I due amici passano la notte a Roma, in casa Agnelli, in via XXIV maggio, di fronte al Quirinale. E l’indomani mattina, sempre all’alba, ripartono per Malta, dove il tempo dovrebbe essersi ristabilito. In un’altra occasione, sulla Costa Azzurra, afflitto dal cielo grigio Gianni annuncia a Carlo che è meglio spostarsi a Parigi. Carlo vestito da spiaggia, pantaloncini, maglietta, zoccoli, dice: "Come faccio?". Gianni lo pianta in asso. Se ne va da solo. Di quelle scorribande dei due amici sono rimaste delle tracce tra le coetanee, non solo italiane. Durante una non remota cena, a Parigi, una celebre attrice francese, da tempo non più nel fiore degli anni, ricordava al co
mmensale italiano suo vicino l’incontro con Carlo. E fino al dessert non smise di parlare del "jeune prince", conosciuto in gioventù.
È nel 1953 che Gianni Agnelli sposa Marella Caracciolo, amica di sua sorella Maria Sole, e sorella di Carlo. Il matrimonio viene celebrato a Strasburgo, dove il padre di Carlo e Marella, un diplomatico, è vicesegretario del Consiglio d’Europa. La madre americana della sposa non nasconde la perplessità all’idea che un famoso playboy entri in famiglia. Quando, anni dopo, Carlo Caracciolo è l’editore dell’Espresso la parentela con Gianni Agnelli fa nascere, più che il sospetto, la convinzione che il presidente della Fiat, non più spericolato playboy ma responsabile della maggior industria italiana, abbia legami (e quindi sia coinvolto politicamente) con il settimanale che non risparmia critiche al potere democristiano.

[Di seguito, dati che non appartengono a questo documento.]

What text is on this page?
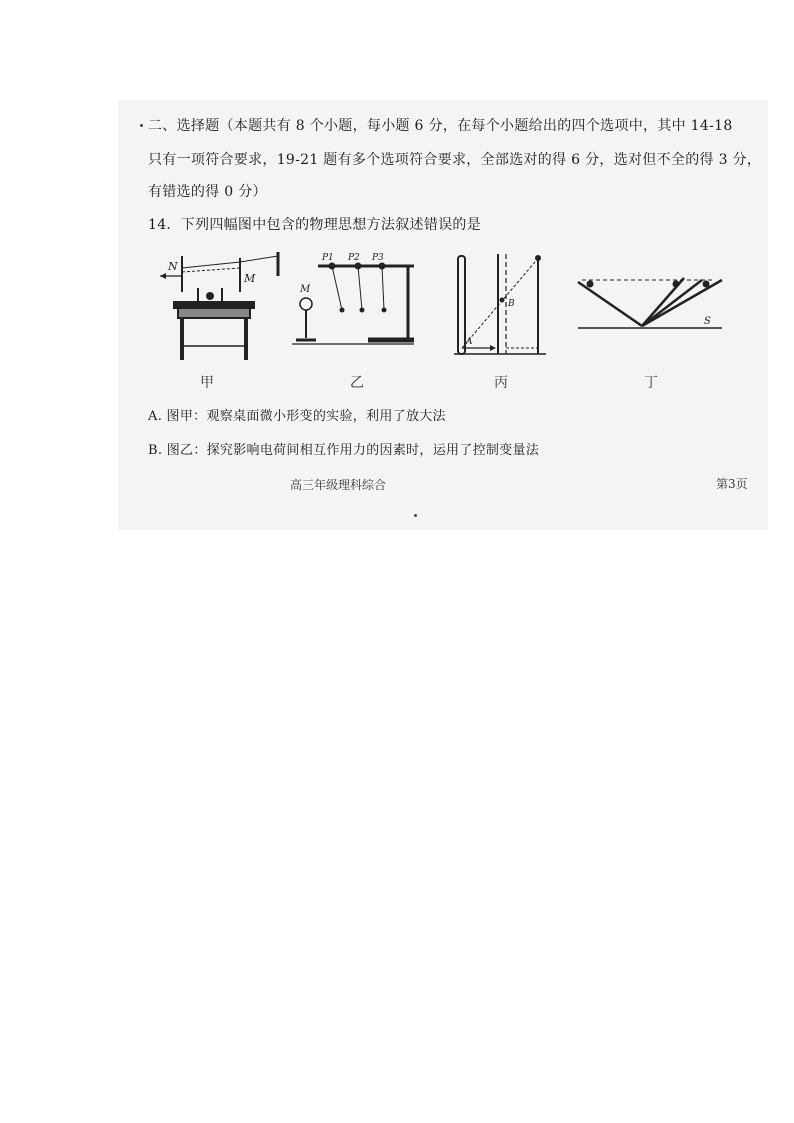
二、选择题（本题共有 8 个小题，每小题 6 分，在每个小题给出的四个选项中，其中 14-18
只有一项符合要求，19-21 题有多个选项符合要求，全部选对的得 6 分，选对但不全的得 3 分，
有错选的得 0 分）
14．下列四幅图中包含的物理思想方法叙述错误的是
N
M
M
P1 P2 P3
A
B
S
甲	乙	丙	丁
A. 图甲：观察桌面微小形变的实验，利用了放大法
B. 图乙：探究影响电荷间相互作用力的因素时，运用了控制变量法
高三年级理科综合	第3页
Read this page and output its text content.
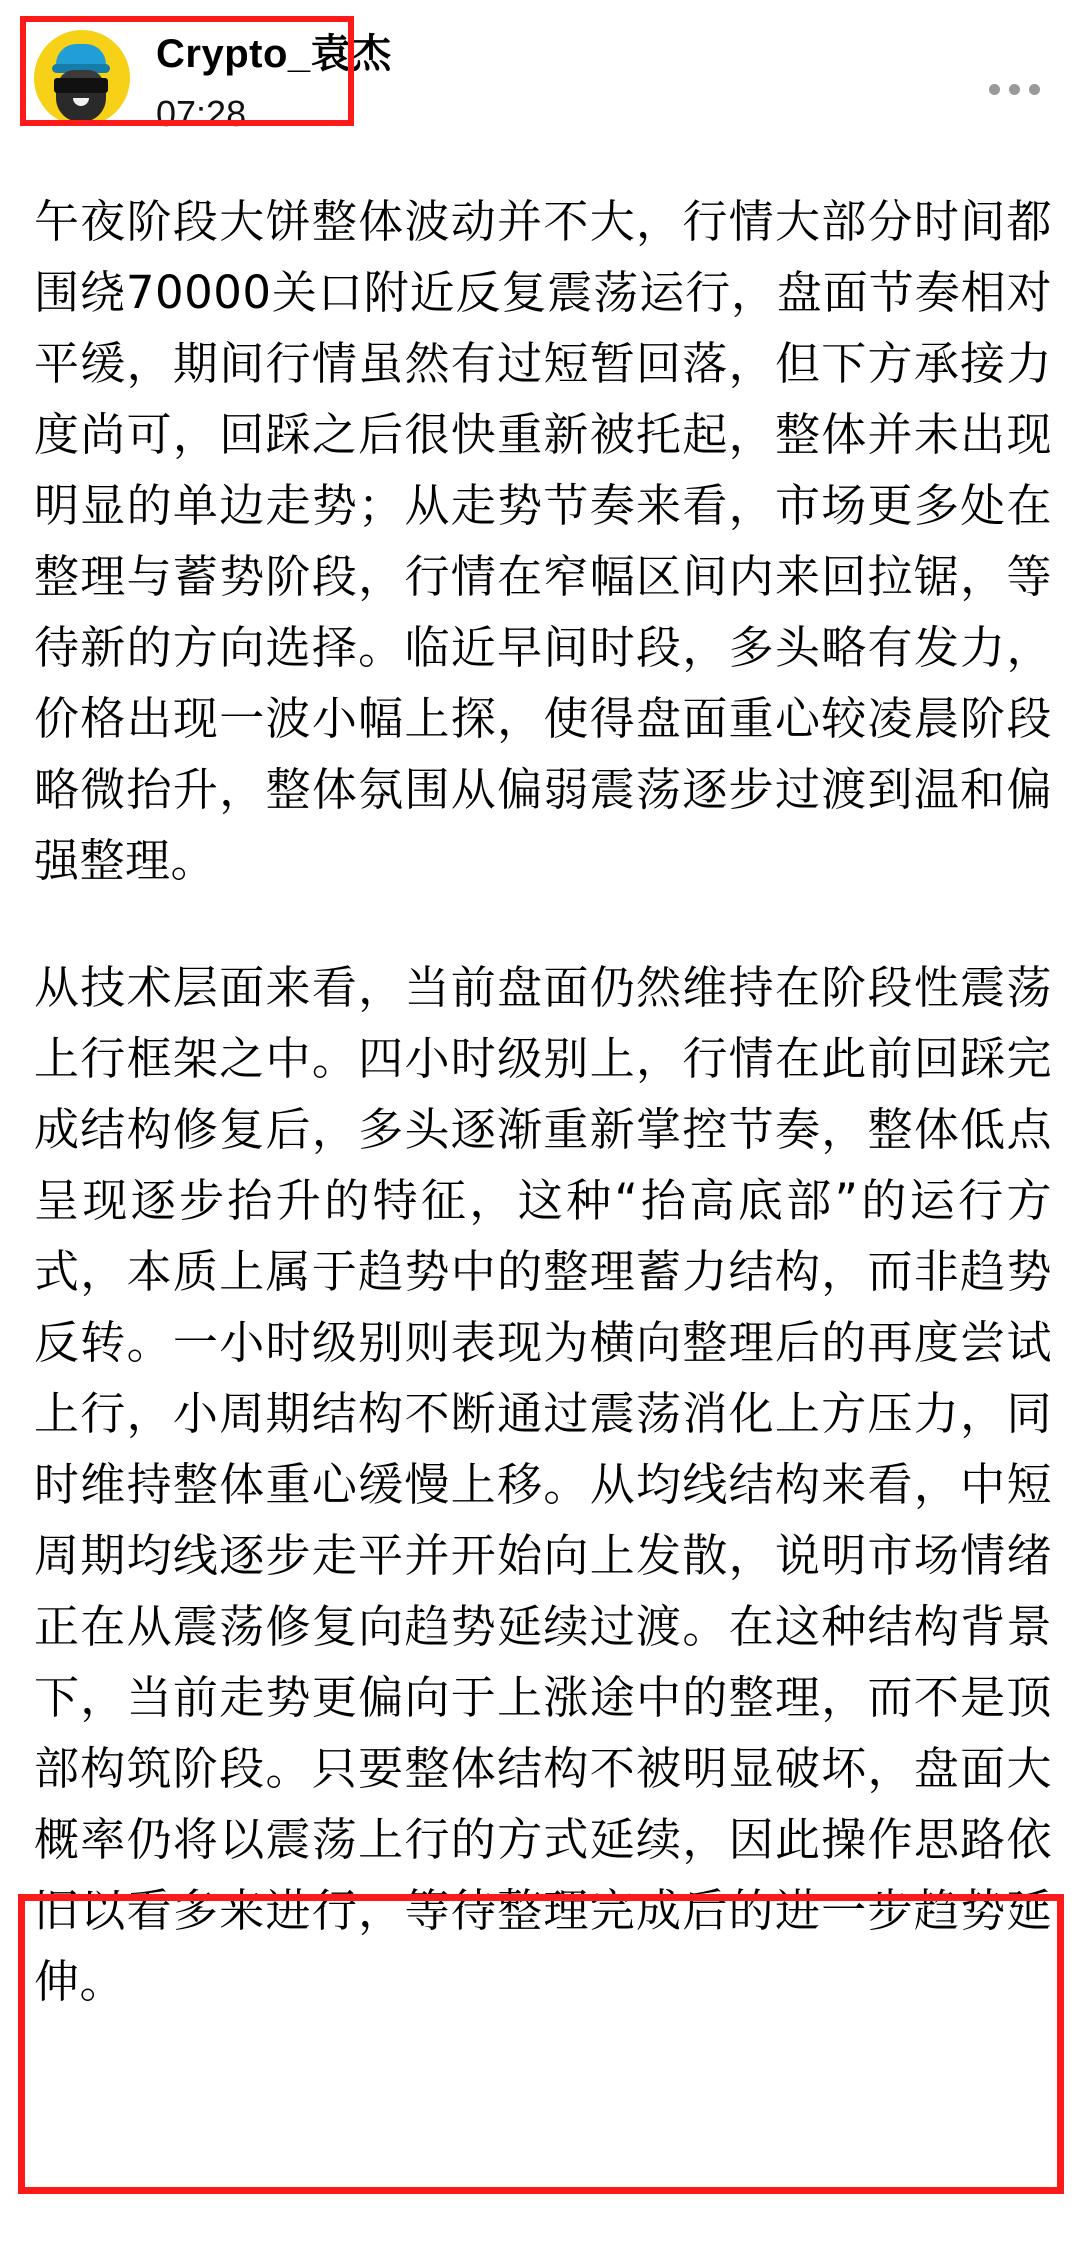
Crypto_袁杰
07:28

午夜阶段大饼整体波动并不大，行情大部分时间都围绕70000关口附近反复震荡运行，盘面节奏相对平缓，期间行情虽然有过短暂回落，但下方承接力度尚可，回踩之后很快重新被托起，整体并未出现明显的单边走势；从走势节奏来看，市场更多处在整理与蓄势阶段，行情在窄幅区间内来回拉锯，等待新的方向选择。临近早间时段，多头略有发力，价格出现一波小幅上探，使得盘面重心较凌晨阶段略微抬升，整体氛围从偏弱震荡逐步过渡到温和偏强整理。

从技术层面来看，当前盘面仍然维持在阶段性震荡上行框架之中。四小时级别上，行情在此前回踩完成结构修复后，多头逐渐重新掌控节奏，整体低点呈现逐步抬升的特征，这种“抬高底部”的运行方式，本质上属于趋势中的整理蓄力结构，而非趋势反转。一小时级别则表现为横向整理后的再度尝试上行，小周期结构不断通过震荡消化上方压力，同时维持整体重心缓慢上移。从均线结构来看，中短周期均线逐步走平并开始向上发散，说明市场情绪正在从震荡修复向趋势延续过渡。在这种结构背景下，当前走势更偏向于上涨途中的整理，而不是顶部构筑阶段。只要整体结构不被明显破坏，盘面大概率仍将以震荡上行的方式延续，因此操作思路依旧以看多来进行，等待整理完成后的进一步趋势延伸。
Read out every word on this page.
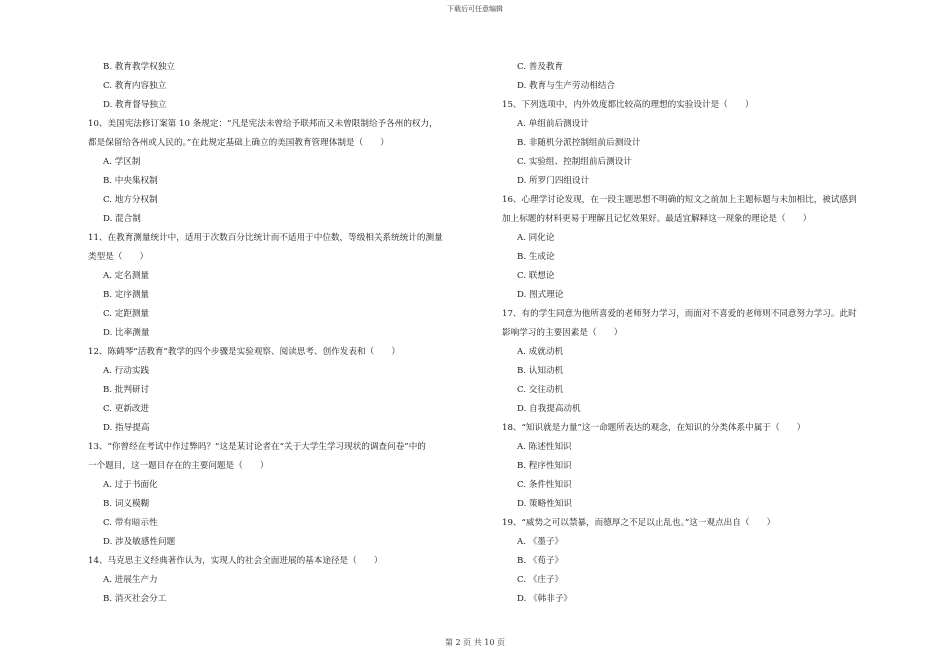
下载后可任意编辑
B. 教育教学权独立
C. 教育内容独立
D. 教育督导独立
10、美国宪法修订案第 10 条规定：“凡是宪法未曾给予联邦而又未曾限制给予各州的权力，
都是保留给各州或人民的。”在此规定基础上确立的美国教育管理体制是（　　）
A. 学区制
B. 中央集权制
C. 地方分权制
D. 混合制
11、在教育测量统计中，适用于次数百分比统计而不适用于中位数，等级相关系统统计的测量
类型是（　　）
A. 定名测量
B. 定序测量
C. 定距测量
D. 比率测量
12、陈鹤琴“活教育”教学的四个步骤是实验观察、阅读思考、创作发表和（　　）
A. 行动实践
B. 批判研讨
C. 更新改进
D. 指导提高
13、“你曾经在考试中作过弊吗？”这是某讨论者在“关于大学生学习现状的调查问卷”中的
一个题目，这一题目存在的主要问题是（　　）
A. 过于书面化
B. 词义模糊
C. 带有暗示性
D. 涉及敏感性问题
14、马克思主义经典著作认为，实现人的社会全面进展的基本途径是（　　）
A. 进展生产力
B. 消灭社会分工
C. 普及教育
D. 教育与生产劳动相结合
15、下列选项中，内外效度都比较高的理想的实验设计是（　　）
A. 单组前后测设计
B. 非随机分派控制组前后测设计
C. 实验组、控制组前后测设计
D. 所罗门四组设计
16、心理学讨论发现，在一段主题思想不明确的短文之前加上主题标题与未加相比，被试感到
加上标题的材料更易于理解且记忆效果好。最适宜解释这一现象的理论是（　　）
A. 同化论
B. 生成论
C. 联想论
D. 图式理论
17、有的学生同意为他所喜爱的老师努力学习，而面对不喜爱的老师则不同意努力学习。此时
影响学习的主要因素是（　　）
A. 成就动机
B. 认知动机
C. 交往动机
D. 自我提高动机
18、“知识就是力量”这一命题所表达的观念，在知识的分类体系中属于（　　）
A. 陈述性知识
B. 程序性知识
C. 条件性知识
D. 策略性知识
19、“威势之可以禁暴，而德厚之不足以止乱也。”这一观点出自（　　）
A. 《墨子》
B. 《荀子》
C. 《庄子》
D. 《韩非子》
第 2 页 共 10 页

In realtà Agnelli non c’entra con l’Espresso. Il settimanale non fa parte dell’Editoriale finanziaria, di cui l’IFI, la finanziaria della famiglia Agnelli, ha il controllo, e di cui Carlo Caracciolo possiede personalmente un certo numero di azioni. Ma i dirigenti democristiani, dai quali dipendono i prezzi delle automobili e tante altre decisioni importanti, o addirittura determinanti, per l’attività della Fiat, fanno conoscere il loro malumore e agitano minacce. In un’intervista Gianni Agnelli osserva, polemico e ironico, che "i cognati non si scelgono". E a un politico democristiano, che insiste sull’argomento, chiede cosa debba fare per convincerlo che non ha rapporti, né finanziari né politici, con il settimanale del cognato: "Devo divorziare da mia moglie?".
Per smontare la faccenda, viene affacciata una soluzione. Caracciolo potrebbe cedere le sue azioni dell’Espresso a una persona gradita alla Democrazia Cristiana. In cambio gli verrebbe data la direzione della Bantam Books, una casa editrice newyorkese che all’epoca fa capo all’Ifi. L’offerta è allettante, lusinghiera. Ma Carlo la rifiuta. Vende le azioni dell’Editoriale finanziaria, rinunciando a far parte di un potente gruppo che controlla case editrici e giornali locali (ma non l’Espresso), per liberare il cognato da ogni sospetto di complicità. E resta all’Espresso. Alla domanda se tutto quel trambusto politico – finanziario ebbe qualche ripercussione sui rapporti con Gianni Agnelli, Carlo Caracciolo ha risposto: "Assolutamente nessuna, mi pare ovvio".